25/07/2016

THE CORBYN ULTIMATUM

Starring:

Matt Daemon as Corbyn Hazard


Ezra Pound as John McDonnell



Angela Eagle as Angela Merkel




ONCE AGAIN, NOW THAT THE LAZY, hazy days of summer are upon us, I am able to do more than merely comment upon issues of pressing national importance and reprise my occasional role as a film critic. 

THE RECENT RELEASE of a new British Film Institute movie, at a time when many British films are pooh-poohed by the international criticism, is an event in itself, but when it is one that aims to "out-Bond Bond", as it says here somewhere in the papers that the children working for the Labour Party left under my door this morning, it can only be seen as blockbuster material.

NOT, OF COURSE, IN THE SENSE of "straight to video", which often is perceived in the term 'Blockbuster', but meaning that it will run and run and run. Not, of course, in the sense that it will try to evade or avoid criticism by running away; rather it will take it on the chin.
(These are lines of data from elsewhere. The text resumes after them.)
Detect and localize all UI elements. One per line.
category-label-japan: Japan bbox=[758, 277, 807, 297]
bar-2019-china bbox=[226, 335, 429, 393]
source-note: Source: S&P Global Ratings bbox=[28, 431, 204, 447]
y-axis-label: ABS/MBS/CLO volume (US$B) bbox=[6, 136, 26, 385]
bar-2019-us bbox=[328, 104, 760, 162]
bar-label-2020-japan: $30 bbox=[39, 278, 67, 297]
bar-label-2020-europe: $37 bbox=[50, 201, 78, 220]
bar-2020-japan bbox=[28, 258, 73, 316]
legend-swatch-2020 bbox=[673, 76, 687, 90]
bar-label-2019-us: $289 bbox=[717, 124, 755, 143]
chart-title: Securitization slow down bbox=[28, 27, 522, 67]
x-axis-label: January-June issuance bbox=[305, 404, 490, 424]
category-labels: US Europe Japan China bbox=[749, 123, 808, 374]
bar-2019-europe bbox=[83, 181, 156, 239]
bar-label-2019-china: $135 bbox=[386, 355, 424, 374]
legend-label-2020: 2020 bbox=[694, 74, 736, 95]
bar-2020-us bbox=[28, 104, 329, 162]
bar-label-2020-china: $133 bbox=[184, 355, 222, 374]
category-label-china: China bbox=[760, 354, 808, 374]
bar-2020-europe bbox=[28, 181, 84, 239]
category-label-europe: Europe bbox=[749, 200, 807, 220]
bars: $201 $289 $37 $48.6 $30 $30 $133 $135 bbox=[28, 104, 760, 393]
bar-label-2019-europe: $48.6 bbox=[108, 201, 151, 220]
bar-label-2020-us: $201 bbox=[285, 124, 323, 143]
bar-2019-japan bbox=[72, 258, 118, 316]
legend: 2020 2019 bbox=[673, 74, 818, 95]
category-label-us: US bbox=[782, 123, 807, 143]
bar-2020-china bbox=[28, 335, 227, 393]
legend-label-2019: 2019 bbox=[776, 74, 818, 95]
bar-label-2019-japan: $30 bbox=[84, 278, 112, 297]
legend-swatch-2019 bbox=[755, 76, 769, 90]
THE PLOT: CORBYN HAS MANAGED to escape from Moscow, although he still has flashes of memory from his time when he was an agent for Operation Work the Treadmill. In London he starts his operation to take over the world. He manages to make contact with a mysterious "McDonnell", who promises security service support to help him do so. He gets him a ticket to go to Camden, in order to get a ticket to Hackney, and then to Cockfosters, after which he will come back to Islington before going to Lewisham, Barking, Sky News Studios, and then perhaps New Malden, before coming back to Islington again and then going to Hammersmith and then Barking again, then Ealing, or perhaps Elephant and Castle, and then, in a touching, unexpected final sequence, on to a snow-ridden Southend-on-Sea. He then gets a phone call from a member of his shadow cabinet, which he refuses to answer.

THE FINAL DRAMATIC SCENE, where we see the phone dangling in an old-fashioned "phone box" on the Essex coast, surrounded by snow, with Corbyn wandering off towards a crowd of admirers, all holding Café Nero all-day top-up mugs, with gluten-free quinoa bars sticking out of the top pockets of their asexual, shabby, ill-fitting dungarees over their baggy, shapeless clothes, is more than a metaphor for today. We hear the lingering call, "Corbyn, Corbyn... Are you there, Corbyn?"